Building from Formalism, Yeardley Leonard lends modernist eye to architectural landscape
“In the Garden” (2004), an acrylic on canvas, juxtaposes citric yellows with powder blue squares which coalesce toward the center forming an almost digitized abstract portrait. With a slight shift to rectilinear lavender and yellow color patches in “Almost There” (2004) Leonard builds modernist concerns from an architectural landscape. In “Practice Resurrection” (2004) interlocking forms of purples, creams, yellows, and greens flatten out across the planar surface forcing it to be read as an all over image and calling attention to it object qualities. “Wait For Me” (2004), a yellow and purple long rectangular painting, works best in its balance of an interior/ exterior spatial reading and its pluralistic plastic values.
Formalist ideas are not new, but Leonard’s feminization of a male apollonian format builds a heterogeneous tension whose contradictions are systematically released through visual rhythms and the flickering of light. Visual hums of planar relationships are successfully reached by the push-pull tension of varying values of chromatic concerns slowly unfolding against the context of dimishing time. With the seduction achieved with the repetition and movement of familiar forms, a depth of visual meditation is achieved.

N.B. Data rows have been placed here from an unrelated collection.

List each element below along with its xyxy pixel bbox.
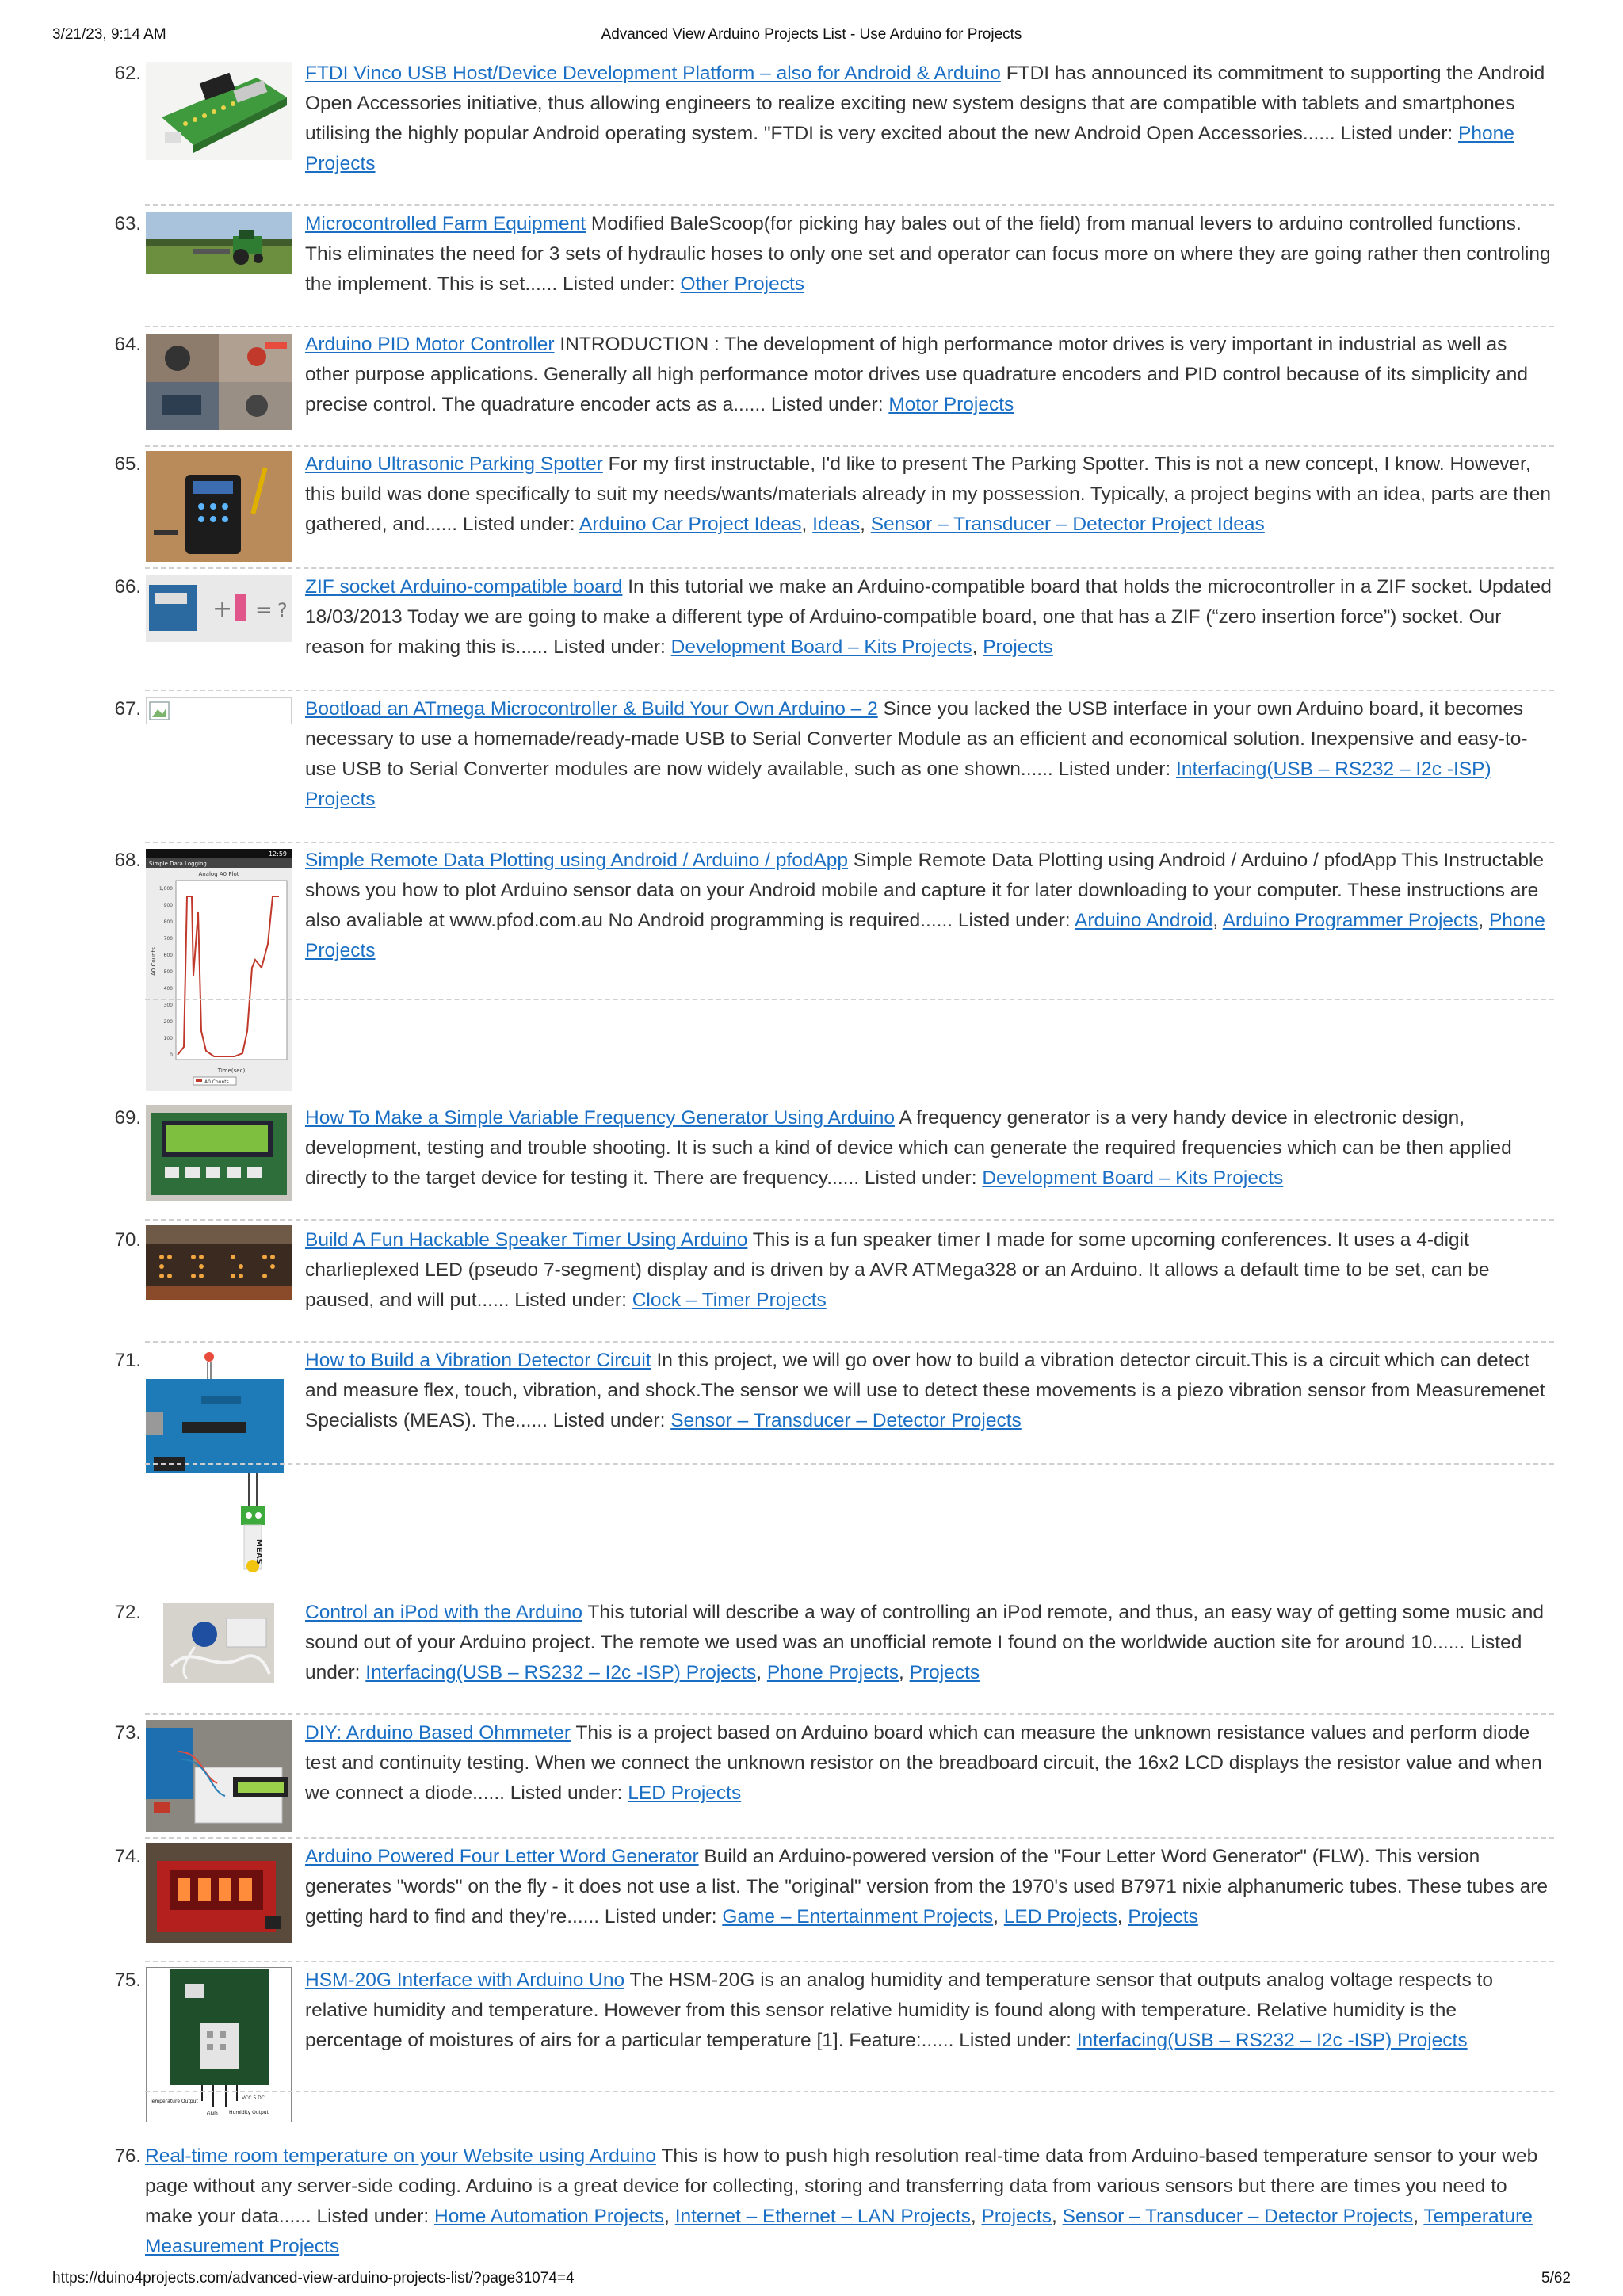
category-link[interactable]: Temperature Measurement Projects	[145, 2206, 1533, 2257]
item-number: 72.	[114, 1602, 141, 1623]
legend-label: A0 Counts	[204, 1079, 229, 1085]
project-description: The HSM-20G is an analog humidity and temperature sensor that outputs analog voltage respects to relative humidity and temperature. However from this sensor relative humidity is found along with temperature. Relative humidity is the percentage of moistures of airs for a particular temperature [1]. Feature:......	[305, 1969, 1493, 2051]
project-description: INTRODUCTION : The development of high performance motor drives is very important in industrial as well as other purpose applications. Generally all high performance motor drives use quadrature encoders and PID control because of its simplicity and precise control. The quadrature encoder acts as a......	[305, 334, 1528, 415]
category-link[interactable]: Projects	[1128, 1906, 1198, 1927]
item-number: 70.	[114, 1229, 141, 1251]
item-number: 63.	[114, 213, 141, 235]
listed-under-label: Listed under:	[770, 394, 884, 415]
pin-label-vcc: VCC 5 DC	[242, 2095, 265, 2101]
separator	[145, 842, 1554, 843]
plot-title: Analog A0 Plot	[198, 871, 239, 877]
project-thumbnail[interactable]	[146, 1843, 292, 1943]
item-number: 62.	[114, 63, 141, 84]
category-link[interactable]: Ideas	[812, 514, 861, 535]
project-thumbnail[interactable]	[146, 1225, 292, 1300]
project-title-link[interactable]: FTDI Vinco USB Host/Device Development Platform – also for Android & Arduino	[305, 63, 1001, 84]
project-description: Since you lacked the USB interface in your own Arduino board, it becomes necessary to use a homemade/ready-made USB to Serial Converter Module as an efficient and economical solution. Inexpensive and easy-to-use USB to Serial Converter modules are now widely available, such as one shown......	[305, 698, 1528, 780]
category-link[interactable]: LED Projects	[1003, 1906, 1117, 1927]
item-number: 76.	[114, 2145, 141, 2167]
separator	[145, 567, 1554, 569]
category-link[interactable]: Arduino Car Project Ideas	[579, 514, 802, 535]
y-axis-label: A0 Counts	[151, 947, 157, 976]
tick-label: 100	[163, 1036, 173, 1041]
project-title-link[interactable]: ZIF socket Arduino-compatible board	[305, 576, 623, 598]
project-title-link[interactable]: Arduino PID Motor Controller	[305, 334, 555, 355]
project-description: Simple Remote Data Plotting using Android / Arduino / pfodApp This Instructable shows you how to plot Arduino sensor data on your Android mobile and capture it for later downloading to your computer. These instructions are also avaliable at www.pfod.com.au No Android programming is required......	[305, 850, 1545, 931]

Unlike formalism, the referential cosmetic color and the refusal of flatness employed here create an illusion pointing us to images whether they be digitized virtual locations, visions of high-end suburban strip mall shopping spaces, or the simulacrum of a modernist painting. These paintings balance questions of empty signifiers and decorous influence with highly educated choices of craft, objectification and the current concerns within the hegemony of painting.